Diário crítico (3)
BRASÍLIA - Apesar de ser produção do Distrito Federal, O Pacto da Viola, segundo concorrente de longas-metragens nacionais, repõe em primeiro plano a referência mineira a Guimarães Rosa, já presente no longa anterior, Suçuarana. Impressionante como Rosa, felizmente, continua presente e a inseminar a cultura brasileira.
Como o título indica, o filme, dirigido por Guilherme Bacalhao, centra-se na questão do pacto com o demônio, algo, senão universal, pelo menos presente em diversas culturas. Por exemplo, no mito do Fausto, retomado por Goethe, e, depois dele, por Thomas Mann (em Doutor Fausto), já referente ao quadro histórico do nazismo. O pacto está no centro do nosso Grande Sertão: Veredas, romance estruturado na dúvida de Riobaldo sobre se teria ou não celebrado o pacto com o demônio. Ou, se este, que leva dezenas de denominações diferentes, existe ou não. Riobaldo conclui: não existe o diabo, existe o homem humano.
Enfim, vamos reencontrar essa discussão, se o termo cabe, em O Pacto da Viola, através do personagem Alex (Wellington Abreu), músico sertanejo mal sucedido que deseja tocar como seu pai, Lázaro (Sérgio Vianna). Alex trabalha num matadouro e acaba voltando para a cidade do pai, a mineira Urucuia. Chega às vésperas da Folia de Reis e encontra o pai, capitão da folia, adoentado.
O ambiente é dominado pela agroindústria. Uma grande fazenda de soja suga toda a água do rio, fecha estradas, torna-se a única opção de emprego da região, explora a população com sub-empregos e contamina tudo com agrotóxicos.
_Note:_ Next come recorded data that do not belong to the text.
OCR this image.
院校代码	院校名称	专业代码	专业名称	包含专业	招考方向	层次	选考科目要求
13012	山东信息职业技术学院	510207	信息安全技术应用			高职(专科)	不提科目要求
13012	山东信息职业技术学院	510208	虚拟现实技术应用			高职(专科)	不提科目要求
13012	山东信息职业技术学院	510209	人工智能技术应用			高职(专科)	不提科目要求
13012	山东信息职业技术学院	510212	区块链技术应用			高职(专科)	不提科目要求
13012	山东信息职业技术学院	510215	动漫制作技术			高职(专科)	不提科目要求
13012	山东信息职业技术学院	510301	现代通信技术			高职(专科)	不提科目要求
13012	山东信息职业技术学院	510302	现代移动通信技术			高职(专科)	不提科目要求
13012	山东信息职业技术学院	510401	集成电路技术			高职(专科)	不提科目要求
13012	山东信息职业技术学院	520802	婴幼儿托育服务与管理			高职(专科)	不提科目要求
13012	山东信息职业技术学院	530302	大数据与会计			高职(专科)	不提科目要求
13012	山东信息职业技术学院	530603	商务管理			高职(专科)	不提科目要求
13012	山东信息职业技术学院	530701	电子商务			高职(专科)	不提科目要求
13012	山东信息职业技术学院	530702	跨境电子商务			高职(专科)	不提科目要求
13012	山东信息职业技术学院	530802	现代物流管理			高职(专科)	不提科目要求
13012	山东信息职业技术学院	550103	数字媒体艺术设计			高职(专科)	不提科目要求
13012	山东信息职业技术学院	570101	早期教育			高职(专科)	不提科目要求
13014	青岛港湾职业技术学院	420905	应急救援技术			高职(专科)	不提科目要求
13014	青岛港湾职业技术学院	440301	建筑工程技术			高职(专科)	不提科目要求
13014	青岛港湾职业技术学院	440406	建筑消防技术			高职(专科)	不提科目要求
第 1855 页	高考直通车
Na cidade não há lugar também para a música de Alex, um sertanejo raiz. Ele tenta em vão se apresentar num bar local e vender seus CDs, que não são mais aceitos ("ninguém mais compra CD, meu filho", diz a dona de uma venda). Nesse mundo hostil e resignado com sua sorte, apenas uma personagem, a mocinha Joyce (Gabriela Corrêa), mostra-se inconformada - numa frase, quer trocar o mar de soja que a circunda por um mar de verdade, na Bahia.
Ela é a única a romper o ciclo vicioso da região, que funciona à base de uma série de crenças religiosas e hierarquias. O pacto é algo por fora, uma transgressão celebrada por violeiros desejosos de se tornarem virtuosos do instrumento. A crença de instrumentistas no pacto é muito difundida - basta lembrar do mítico músico de blues Robert Johnson, que o celebrou em Me and the Devil.
Achei interessante que, nesse limite entre o real e o sobrenatural, o filme tenha mantido uma ambiguidade sóbria, do tipo "no creo en las brujas, pero que las hay las hay". A ambivalência permite que os crentes interpretem tudo como sinais da presença do maligno ou do divino; um olhar laico vê o mesmo, mas de outra maneira, como eventos naturais - por exemplo, uma viola que tomba, um boi picado por uma cobra, etc. Aconteceram por acaso ou são testemunhas de um poder maligno?
O Pacto da Viola não deseja impor uma crença ou uma descrença ao público. Essa dualidade faz a força da obra. Apenas destaca quem não se conforma com opções fechadas e tem a coragem de correr atrás do seu sonho.
Curtas
Inflamável (DF), de Rafael Ribeiro Gontijo. No começo vemos cenas de destruição das hordas golpistas do 8 de janeiro. Em off, uma voz de mãe, exorta o filho a se comportar e contratar um bom advogado para defendê-lo. O bombeiro Carlos (Eduardo Gorck) foi suspenso e volta à ativa depois de ter participado das depredações em Brasília. Mas o lado sombrio de sua personalidade continua à espreita. Bom curta, com interpretação dedicada de Gorck. Interessante a ligação entre os atentados políticos e uma psicopatia de base de um dos participantes, sem que esse elo pareça forçado.
Javyju - Bom Dia (SP), de Kunha Rete e Carlos Eduardo Magalhães. Como diz o filósofo Mark Fischer, "é mais fácil imaginar o fim do mundo que o fim do capitalismo". Então, é crível supor que num futuro próximo, a Terra tenha sido devastada pela inesgotável cobiça dos homens brancos e apenas os povos indígenas sobreviveram, graças à proteção dos encantados. A distopia, co-dirigida por uma cacique indígena e um cineasta branco é inteligente e escapa da mesmice.